New Hampshire, USA — Preliminary rankings of global wind installation capacity show something not seen in 12 years: longtime market leader Vestas looking up at someone else.
BTM Consult, a division within Navigant’s Global Energy Practice, says GE installed more wind turbine MW capacity than any other original equipment manufacturer (OEMs) in 2012. While not offering specific numbers, Aris Karcanias, senior analyst with BTM, acknowledged that it was “a clear win” for GE, and “not a difference of 50 megawatts),” though also “not a landslide.”
The full report isn’t due until late March, but here’s a quick look at BTM’s preliminary rankings:
- GE Wind: Was No. 3 in 2011. Three-quarters of its business is in the surging US market.
- Vestas: Was No.1 since 2000.
- Siemens: Moving up from ninth. Partly thanks to US exposure, partly to dominance in offshore wind.
- Enercon: Up one spot from fifth. Especially strong in its home market (Germany); also has good presence in markets outside the US and China.
- Suzlon Group: Up one spot from sixth, thanks to its REPower subsidiary.
- Other top 10: Chinese OEMs Goldwind (was No. 2 in 2011), United Power, Sinovel, and Mingyang are in the top 10, but Sinovel is barely hanging onto that grouping. Gamesa, another former top-5 wind turbine OEM, is weighed down by reliance upon China and a FiT moratorium in its home Spanish market.
The change at the top of the rankings carries some importance because of Vestas’ longtime position of market leadership, particularly amid the past few years of turmoil. “Vestas has always been the one to catch,” points out Karcanias — even while also being at the front of the pack in feeling growing pains following the financial crisis.
GE’s success can be attributed almost entirely to the robust US wind market, where roughly 13 gigawatts (GW) was installed in 2012 amid a mad rush to get wind projects completed ahead of the expiring production tax credit (PTC). As much as three-quarters of GE’s 2012 installed capacity was domestic, which boosted its business relative to its more international competitors, according to Karcanias.
Such reliance upon a single market is a double-edged sword. The PTC’s renewal could very well cause another rush in the US later this year, but even GE admits it likely will be nowhere near last year’s wind capacity surge. Many firms are awaiting clearer definition of “continual construction” as a key metric for PTC qualification; “there is very little spillover, very little construction at present,” he said. That means GE, despite making inroads into other markets e.g. Latin America, likely won’t have the same bump in business in 2013, while wind OEMs with a more distributed portfolio (Vestas, Siemens) might fare better. A 2013 return to the top for Vestas could very well happen, Karcanias said.
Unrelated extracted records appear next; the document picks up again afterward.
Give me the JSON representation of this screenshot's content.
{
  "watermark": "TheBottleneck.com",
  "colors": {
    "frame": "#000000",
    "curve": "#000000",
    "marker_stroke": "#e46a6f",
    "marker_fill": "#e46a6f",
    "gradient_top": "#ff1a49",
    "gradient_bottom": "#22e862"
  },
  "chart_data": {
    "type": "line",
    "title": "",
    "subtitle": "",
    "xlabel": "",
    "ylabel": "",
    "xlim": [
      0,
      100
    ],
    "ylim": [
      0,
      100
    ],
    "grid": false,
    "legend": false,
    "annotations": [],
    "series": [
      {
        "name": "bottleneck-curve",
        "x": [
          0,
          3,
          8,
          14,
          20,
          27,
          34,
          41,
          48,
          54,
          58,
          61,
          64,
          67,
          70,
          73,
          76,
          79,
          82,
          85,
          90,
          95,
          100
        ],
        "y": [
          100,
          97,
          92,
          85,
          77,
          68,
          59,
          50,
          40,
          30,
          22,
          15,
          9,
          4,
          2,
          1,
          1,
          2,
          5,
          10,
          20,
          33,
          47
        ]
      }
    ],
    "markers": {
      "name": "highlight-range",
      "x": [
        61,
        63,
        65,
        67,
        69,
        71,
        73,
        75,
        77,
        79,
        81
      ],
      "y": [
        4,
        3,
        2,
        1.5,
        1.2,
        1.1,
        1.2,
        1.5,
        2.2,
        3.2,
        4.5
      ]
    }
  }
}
Other trends being gleaned from BTM’s forthcoming report:
– Policy uncertainty weighs down many key markets: the US, Europe (Spain, Italy, France, Portugal, the UK), and Asia (India, Australia, Japan). Even so, 2012 showed record global installations, with the U.S. and China accounting for 60 percent of the global market for wind power.
– Delayed payments from utilities to power producers in India (up to 14 months) and China (up to two years) are tightening cash flow throughout the wind turbine value chain.
– There’s a lack of transmission buildout, both land-based (China, Brazil, Mexico, Germany, US) and offshore (Germany). The big question: who’s ultimately responsible for the buildout — is it a state-level or national regulatory issue? This won’t be answered quickly, and will cost a lot of money.
– Capacity factor improvements are pushing down wind’s levelized cost of energy (LCOE), but new shale gas extraction methods are lowering the bar for natural gas too, so the generation cost comparison for wind power isn’t as compelling. Karcanias suggests grid parity for wind might occur around 2017, but offshore wind is “still a long way from being cost-competitive.”